Synopsis
| Issued | 2026-03-26 |
| Severity | High |
| Updated Packages | kusanagi-nginx128 |
| Affected Products | Security Edition |
Description
An update for kusanagi-nginx128 is now available.
Security fix(es):
- Security: a buffer overflow might occur while handling a COPY or MOVE request in a location with "alias", allowing an attacker to modify the source or destination path outside of the document root (CVE-2026-27654). Thanks to Calif.io in collaboration with Claude and Anthropic Research.
- Security: processing of a specially crafted mp4 file by the ngx_http_mp4_module on 32-bit platforms might cause a worker process crash, or might have potential other impact (CVE-2026-27784). Thanks to Prabhav Srinath (sprabhav7).
- Security: processing of a specially crafted mp4 file by the ngx_http_mp4_module might cause a worker process crash, or might have potential other impact (CVE-2026-32647). Thanks to Xint Code and Pavel Kohout (Aisle Research).
- Security: a segmentation fault might occur in a worker process if the CRAM-MD5 or APOP authentication methods were used and authentication retry was enabled (CVE-2026-27651). Thanks to Arkadi Vainbrand.
- Security: an attacker might use PTR DNS records to inject data in auth_http requests, as well as in the XCLIENT command in the backend SMTP connection (CVE-2026-28753). Thanks to Asim Viladi Oglu Manizada, Colin Warren, Xiao Liu (Yunnan University), Yuan Tan (UC Riverside), and Bird Liu (Lanzhou University).

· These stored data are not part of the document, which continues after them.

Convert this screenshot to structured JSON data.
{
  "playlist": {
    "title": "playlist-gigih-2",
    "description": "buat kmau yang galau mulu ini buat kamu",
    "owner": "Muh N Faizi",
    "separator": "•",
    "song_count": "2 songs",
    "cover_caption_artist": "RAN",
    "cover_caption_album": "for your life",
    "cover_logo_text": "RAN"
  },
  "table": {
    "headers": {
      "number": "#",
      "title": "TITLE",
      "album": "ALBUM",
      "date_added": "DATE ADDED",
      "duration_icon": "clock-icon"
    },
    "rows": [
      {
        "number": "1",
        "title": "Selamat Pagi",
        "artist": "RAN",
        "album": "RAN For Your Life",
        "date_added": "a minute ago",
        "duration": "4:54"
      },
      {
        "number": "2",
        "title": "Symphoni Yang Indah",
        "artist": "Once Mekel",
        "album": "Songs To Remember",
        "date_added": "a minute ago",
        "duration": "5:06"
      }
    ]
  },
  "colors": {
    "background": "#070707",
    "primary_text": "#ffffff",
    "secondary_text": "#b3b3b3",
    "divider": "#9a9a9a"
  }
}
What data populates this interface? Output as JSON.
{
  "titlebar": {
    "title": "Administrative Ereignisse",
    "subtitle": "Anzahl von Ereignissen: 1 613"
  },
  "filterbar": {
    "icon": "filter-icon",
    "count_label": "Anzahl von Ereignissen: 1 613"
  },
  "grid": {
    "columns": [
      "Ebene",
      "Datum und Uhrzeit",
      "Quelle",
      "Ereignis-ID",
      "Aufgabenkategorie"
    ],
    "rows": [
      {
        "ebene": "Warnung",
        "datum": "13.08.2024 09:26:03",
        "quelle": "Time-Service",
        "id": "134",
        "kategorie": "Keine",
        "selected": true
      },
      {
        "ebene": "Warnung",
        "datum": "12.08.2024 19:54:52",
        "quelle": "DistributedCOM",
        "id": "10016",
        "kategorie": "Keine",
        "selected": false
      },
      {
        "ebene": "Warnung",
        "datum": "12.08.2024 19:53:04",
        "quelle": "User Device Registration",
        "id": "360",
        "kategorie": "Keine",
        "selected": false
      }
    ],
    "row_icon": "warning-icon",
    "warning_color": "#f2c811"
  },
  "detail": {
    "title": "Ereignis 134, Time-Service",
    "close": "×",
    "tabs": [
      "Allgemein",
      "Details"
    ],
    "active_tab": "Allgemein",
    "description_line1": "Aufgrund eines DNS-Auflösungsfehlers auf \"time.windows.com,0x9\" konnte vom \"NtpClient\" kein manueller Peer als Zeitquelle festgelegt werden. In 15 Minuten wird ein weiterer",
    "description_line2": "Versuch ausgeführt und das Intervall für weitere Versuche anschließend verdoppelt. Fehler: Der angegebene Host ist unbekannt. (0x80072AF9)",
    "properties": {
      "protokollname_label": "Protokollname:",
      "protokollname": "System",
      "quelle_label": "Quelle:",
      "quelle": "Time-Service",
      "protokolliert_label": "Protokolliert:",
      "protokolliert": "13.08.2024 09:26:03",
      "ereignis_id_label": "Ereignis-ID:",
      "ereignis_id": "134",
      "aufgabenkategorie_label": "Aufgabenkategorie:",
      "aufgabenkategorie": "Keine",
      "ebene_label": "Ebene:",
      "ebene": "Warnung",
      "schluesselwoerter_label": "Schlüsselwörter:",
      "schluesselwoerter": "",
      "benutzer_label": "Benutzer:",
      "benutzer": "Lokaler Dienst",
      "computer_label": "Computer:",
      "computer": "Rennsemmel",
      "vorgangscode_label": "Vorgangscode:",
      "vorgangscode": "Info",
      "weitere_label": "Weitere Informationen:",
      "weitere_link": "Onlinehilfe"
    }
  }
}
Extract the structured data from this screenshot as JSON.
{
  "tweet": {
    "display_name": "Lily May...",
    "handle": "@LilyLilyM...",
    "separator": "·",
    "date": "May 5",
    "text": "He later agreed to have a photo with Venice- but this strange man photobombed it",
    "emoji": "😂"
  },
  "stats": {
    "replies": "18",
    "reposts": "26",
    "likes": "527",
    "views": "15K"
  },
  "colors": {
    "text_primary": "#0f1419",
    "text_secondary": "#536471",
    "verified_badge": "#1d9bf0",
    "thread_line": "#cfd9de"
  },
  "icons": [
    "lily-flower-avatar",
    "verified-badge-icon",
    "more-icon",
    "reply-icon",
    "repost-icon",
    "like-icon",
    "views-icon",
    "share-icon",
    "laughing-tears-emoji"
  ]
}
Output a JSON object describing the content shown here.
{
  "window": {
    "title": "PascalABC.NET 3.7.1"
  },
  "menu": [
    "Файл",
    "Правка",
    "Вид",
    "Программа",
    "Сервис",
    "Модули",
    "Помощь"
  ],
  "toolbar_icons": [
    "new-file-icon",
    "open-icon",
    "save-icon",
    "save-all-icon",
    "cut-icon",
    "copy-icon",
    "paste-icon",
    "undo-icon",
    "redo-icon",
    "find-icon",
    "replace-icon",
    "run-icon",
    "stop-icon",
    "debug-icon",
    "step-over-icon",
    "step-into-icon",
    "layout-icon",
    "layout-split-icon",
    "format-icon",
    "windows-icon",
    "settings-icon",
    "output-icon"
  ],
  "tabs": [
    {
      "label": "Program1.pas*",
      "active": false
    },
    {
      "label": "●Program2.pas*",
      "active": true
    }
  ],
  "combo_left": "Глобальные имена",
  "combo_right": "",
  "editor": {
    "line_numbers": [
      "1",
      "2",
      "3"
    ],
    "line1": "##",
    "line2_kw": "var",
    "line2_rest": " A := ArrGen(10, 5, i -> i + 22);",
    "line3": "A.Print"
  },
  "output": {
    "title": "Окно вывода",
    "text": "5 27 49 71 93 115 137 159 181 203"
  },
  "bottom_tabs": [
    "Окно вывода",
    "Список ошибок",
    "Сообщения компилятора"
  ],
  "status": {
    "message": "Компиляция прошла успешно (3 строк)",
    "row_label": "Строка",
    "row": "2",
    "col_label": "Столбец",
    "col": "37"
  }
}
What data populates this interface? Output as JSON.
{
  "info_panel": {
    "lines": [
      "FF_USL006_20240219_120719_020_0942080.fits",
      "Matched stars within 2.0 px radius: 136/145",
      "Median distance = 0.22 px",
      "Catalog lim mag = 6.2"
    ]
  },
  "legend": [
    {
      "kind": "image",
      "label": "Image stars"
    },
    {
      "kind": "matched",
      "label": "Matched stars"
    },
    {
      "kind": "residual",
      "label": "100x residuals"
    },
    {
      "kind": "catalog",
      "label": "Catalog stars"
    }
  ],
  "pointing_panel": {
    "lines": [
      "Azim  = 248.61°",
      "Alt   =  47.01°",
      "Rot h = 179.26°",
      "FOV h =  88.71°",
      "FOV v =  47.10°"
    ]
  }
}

- Security: SSL handshake might succeed despite OCSP rejecting a client certificate in the stream module (CVE-2026-28755). Thanks to Mufeed VH of Winfunc Research.
For more details about the security issue(s), including the impact, a CVSS score, acknowledgments, and other related information, refer to the CVE page(s) listed in the References section.
CVE information may not yet be available on those websites.